I have been privileged to attend several weddings in my lifetime, sadly enough I missed both of my older brothers weddings while I was serving a mission for my church, but this summer I will get to attend my younger sisters wedding. As I have attended, visited, and supported several weddings I have wondered where would a wedding be without the support?
I think it would be in shambles, and probably in Las Vegas at a drive thru chapel, (though who doesn’t want to be married by an Elvis look-alike?) I cannot imagine how a bride and groom could ever pull off an exceptional wedding without the support of many people. I am not talking about the catering, event housing, and the place of wedding. I am talking about the little things many people forget about.
What about the people who suffered multiple paper-cuts while stuffing envelops? What about the ladies who plan the bridal shower? What about the women who purchase multiple gifts for the bridal shower, lingerie party, and reception? What about all the personal expense they suffer in getting a manicure, pedicure, hairdressers, not to mention dresses? What about all the people who help collect addresses, stamp envelopes, address envelopes, address inside envelopes, and write personal thank you notes on behalf of the couple? What about all these unsung heroes? What about those who come from long distances? What recognition do they get? What about those who step in when others are not able to? What notoriety do they receive? The day isn’t about them, it is about the couple.
Lest you men think I am forgetting about you here is my tribute to you. To the groom, who doesn’t get fawned over like a newborn calf every time someone finds out he is engaged, who doesn’t have party after party thrown for him, who doesn’t have much say in the details of things (not that I think he wants it,) who suffers in silence the exasperated wail of a bride in dismay because everything will not be perfect, who nods his head and says, “I love you” when the bride is overwhelmed and in tears. To the men who support the women in their lives in supporting the wedding events. To those who set up events, take down events, and build events. To those who hold multiple cell phones and sets of keys because there is no pocket for any of the women in their dresses. To the men who silently nod their heads when the stress of the event gets too high.
Honestly guys let’s think about it. Sure we do all of these things, but do we really want to do what the women do in getting ready for an event? Do we really want to plan all the little details? Do we really want to pick the flowers, the colors, the fabric, and the lighting?

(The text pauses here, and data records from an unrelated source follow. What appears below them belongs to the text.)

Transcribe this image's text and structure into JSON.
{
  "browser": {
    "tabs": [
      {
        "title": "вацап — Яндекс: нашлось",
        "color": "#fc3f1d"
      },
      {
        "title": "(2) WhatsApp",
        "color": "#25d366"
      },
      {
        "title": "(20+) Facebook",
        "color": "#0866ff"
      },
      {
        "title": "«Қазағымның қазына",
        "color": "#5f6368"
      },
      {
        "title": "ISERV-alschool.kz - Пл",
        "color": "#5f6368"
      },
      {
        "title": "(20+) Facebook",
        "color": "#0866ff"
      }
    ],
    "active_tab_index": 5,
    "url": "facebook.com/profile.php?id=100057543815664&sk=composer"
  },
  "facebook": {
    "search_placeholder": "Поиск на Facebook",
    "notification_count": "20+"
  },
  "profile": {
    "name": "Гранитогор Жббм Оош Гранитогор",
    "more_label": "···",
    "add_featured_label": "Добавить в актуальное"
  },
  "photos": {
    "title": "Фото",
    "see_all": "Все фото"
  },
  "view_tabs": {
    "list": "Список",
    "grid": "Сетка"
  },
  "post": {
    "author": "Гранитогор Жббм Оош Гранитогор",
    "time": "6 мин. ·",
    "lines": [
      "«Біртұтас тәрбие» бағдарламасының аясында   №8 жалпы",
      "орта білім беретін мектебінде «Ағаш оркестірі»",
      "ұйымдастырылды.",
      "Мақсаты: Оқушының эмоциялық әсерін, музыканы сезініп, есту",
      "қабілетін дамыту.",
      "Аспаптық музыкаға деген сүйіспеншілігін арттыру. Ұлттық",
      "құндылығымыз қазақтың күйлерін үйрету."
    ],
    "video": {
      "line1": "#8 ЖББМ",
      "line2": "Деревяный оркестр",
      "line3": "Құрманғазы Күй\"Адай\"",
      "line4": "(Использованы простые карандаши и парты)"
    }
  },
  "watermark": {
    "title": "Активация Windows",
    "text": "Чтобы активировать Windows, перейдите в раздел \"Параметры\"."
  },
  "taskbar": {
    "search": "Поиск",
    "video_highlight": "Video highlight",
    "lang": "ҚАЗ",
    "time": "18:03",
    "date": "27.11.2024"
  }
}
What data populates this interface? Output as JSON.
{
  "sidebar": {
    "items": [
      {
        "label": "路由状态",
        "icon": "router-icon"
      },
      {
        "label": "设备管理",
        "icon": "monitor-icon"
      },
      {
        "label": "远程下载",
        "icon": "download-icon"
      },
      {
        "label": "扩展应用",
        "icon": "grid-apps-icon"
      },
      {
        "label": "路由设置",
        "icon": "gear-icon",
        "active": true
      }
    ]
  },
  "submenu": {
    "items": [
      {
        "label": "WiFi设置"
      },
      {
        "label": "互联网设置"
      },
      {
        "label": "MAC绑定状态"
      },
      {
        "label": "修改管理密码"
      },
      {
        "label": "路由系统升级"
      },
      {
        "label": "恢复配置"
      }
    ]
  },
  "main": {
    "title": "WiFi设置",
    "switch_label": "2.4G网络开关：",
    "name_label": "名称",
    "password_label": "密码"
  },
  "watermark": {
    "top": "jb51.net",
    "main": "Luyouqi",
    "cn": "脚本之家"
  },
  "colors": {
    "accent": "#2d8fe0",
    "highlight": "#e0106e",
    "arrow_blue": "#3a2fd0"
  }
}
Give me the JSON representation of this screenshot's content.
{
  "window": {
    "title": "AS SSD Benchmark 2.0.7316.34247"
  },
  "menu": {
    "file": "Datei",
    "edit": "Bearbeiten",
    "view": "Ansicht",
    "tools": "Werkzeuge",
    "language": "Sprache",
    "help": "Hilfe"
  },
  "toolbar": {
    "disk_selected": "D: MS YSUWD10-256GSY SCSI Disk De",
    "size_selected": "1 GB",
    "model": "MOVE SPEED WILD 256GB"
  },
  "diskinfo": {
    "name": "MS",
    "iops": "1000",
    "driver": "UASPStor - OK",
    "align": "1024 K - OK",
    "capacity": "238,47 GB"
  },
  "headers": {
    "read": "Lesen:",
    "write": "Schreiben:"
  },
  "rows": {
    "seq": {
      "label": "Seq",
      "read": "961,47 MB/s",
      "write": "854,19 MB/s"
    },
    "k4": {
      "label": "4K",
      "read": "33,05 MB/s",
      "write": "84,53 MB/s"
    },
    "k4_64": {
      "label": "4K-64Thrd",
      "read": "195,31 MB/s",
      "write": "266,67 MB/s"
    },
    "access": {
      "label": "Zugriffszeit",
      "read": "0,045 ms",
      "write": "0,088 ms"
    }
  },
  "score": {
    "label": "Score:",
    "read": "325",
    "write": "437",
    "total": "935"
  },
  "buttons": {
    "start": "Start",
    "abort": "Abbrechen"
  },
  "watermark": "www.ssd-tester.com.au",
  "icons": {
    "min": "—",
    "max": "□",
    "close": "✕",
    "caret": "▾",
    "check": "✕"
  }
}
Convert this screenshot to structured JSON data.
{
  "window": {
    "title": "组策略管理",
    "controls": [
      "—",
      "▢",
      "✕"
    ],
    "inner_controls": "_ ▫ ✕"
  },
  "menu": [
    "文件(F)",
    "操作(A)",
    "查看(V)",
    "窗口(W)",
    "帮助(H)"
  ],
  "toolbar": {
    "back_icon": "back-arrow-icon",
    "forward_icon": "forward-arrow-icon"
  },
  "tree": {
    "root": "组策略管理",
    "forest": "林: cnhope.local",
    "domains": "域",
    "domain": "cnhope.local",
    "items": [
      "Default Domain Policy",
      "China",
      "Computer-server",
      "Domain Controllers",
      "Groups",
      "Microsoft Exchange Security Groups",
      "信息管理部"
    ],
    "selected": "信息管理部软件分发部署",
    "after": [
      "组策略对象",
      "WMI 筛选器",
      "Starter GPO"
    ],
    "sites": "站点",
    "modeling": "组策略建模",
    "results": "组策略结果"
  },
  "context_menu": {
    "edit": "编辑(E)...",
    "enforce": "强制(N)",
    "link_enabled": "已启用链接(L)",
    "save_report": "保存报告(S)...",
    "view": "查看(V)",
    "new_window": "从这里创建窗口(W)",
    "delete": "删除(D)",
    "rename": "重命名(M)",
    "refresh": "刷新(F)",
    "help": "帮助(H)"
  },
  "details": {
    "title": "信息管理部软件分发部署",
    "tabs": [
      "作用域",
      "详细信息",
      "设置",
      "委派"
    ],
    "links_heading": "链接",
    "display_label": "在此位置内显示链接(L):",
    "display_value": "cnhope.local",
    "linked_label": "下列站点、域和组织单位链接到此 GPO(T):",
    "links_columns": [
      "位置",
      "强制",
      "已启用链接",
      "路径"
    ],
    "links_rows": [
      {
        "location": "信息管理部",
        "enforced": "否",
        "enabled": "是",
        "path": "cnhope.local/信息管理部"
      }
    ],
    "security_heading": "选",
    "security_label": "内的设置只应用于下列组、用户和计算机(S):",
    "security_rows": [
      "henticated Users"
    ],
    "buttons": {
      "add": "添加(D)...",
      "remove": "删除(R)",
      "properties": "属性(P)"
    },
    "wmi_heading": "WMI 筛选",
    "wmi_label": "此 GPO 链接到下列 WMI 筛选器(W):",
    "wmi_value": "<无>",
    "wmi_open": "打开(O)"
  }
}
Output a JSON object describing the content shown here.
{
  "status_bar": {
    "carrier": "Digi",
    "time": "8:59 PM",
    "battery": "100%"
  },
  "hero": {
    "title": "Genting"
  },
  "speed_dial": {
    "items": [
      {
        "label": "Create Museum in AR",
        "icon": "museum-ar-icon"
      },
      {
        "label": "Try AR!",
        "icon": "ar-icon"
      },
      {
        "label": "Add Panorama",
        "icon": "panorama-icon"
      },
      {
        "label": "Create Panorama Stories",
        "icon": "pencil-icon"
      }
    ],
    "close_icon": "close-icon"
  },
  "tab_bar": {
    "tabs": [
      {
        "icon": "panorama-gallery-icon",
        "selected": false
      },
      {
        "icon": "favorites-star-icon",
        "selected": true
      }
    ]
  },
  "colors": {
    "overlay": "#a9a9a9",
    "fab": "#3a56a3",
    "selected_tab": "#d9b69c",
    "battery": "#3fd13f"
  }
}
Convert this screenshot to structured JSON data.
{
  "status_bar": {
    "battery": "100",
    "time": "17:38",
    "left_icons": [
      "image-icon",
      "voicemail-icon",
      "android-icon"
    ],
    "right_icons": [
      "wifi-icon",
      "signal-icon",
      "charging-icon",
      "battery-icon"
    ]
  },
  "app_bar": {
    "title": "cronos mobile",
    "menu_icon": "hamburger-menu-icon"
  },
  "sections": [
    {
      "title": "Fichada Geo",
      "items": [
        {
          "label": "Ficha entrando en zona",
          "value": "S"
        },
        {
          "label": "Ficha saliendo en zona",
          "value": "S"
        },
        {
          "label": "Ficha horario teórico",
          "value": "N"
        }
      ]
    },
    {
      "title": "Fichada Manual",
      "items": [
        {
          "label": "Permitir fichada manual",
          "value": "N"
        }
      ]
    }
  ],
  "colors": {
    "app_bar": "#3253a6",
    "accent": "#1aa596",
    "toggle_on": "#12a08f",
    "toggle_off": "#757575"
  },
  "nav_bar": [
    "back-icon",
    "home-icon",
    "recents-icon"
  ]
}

Do we really want to be fawned over and surrounded when we say the phrase “I am engaged?” I would feel like road kill sitting in the blazing sun surrounded by vultures. All we want to have there is food. If we have good food, we are happy.
So really we are grateful for the women. We are grateful they want to plan the details. We are grateful they want to get everything in order. We are grateful when they point at something and say “Go. Do.” That’s the way we work. We see something which needs done and we go for it. I think if we were the ones to plan the wedding we would show up at some BBQ joint with an all you can eat buffet and that would be it. (Some day I hope that happens.) If there were a cake there it would have ice cream in it, who needs the icing.
What am I really trying to say with all of this? I guess it is a tribute, a small thank you, a small form of recognition to those who are quietly working in the background. The un-celebrated, the worn thin, the sturdy and strong support upon which every wedding is built. Without which the wedding would fall to shambles, chaos would ensure, and people would leave (if any came at all) shaking their heads in disgust. To those working in the background, thank you.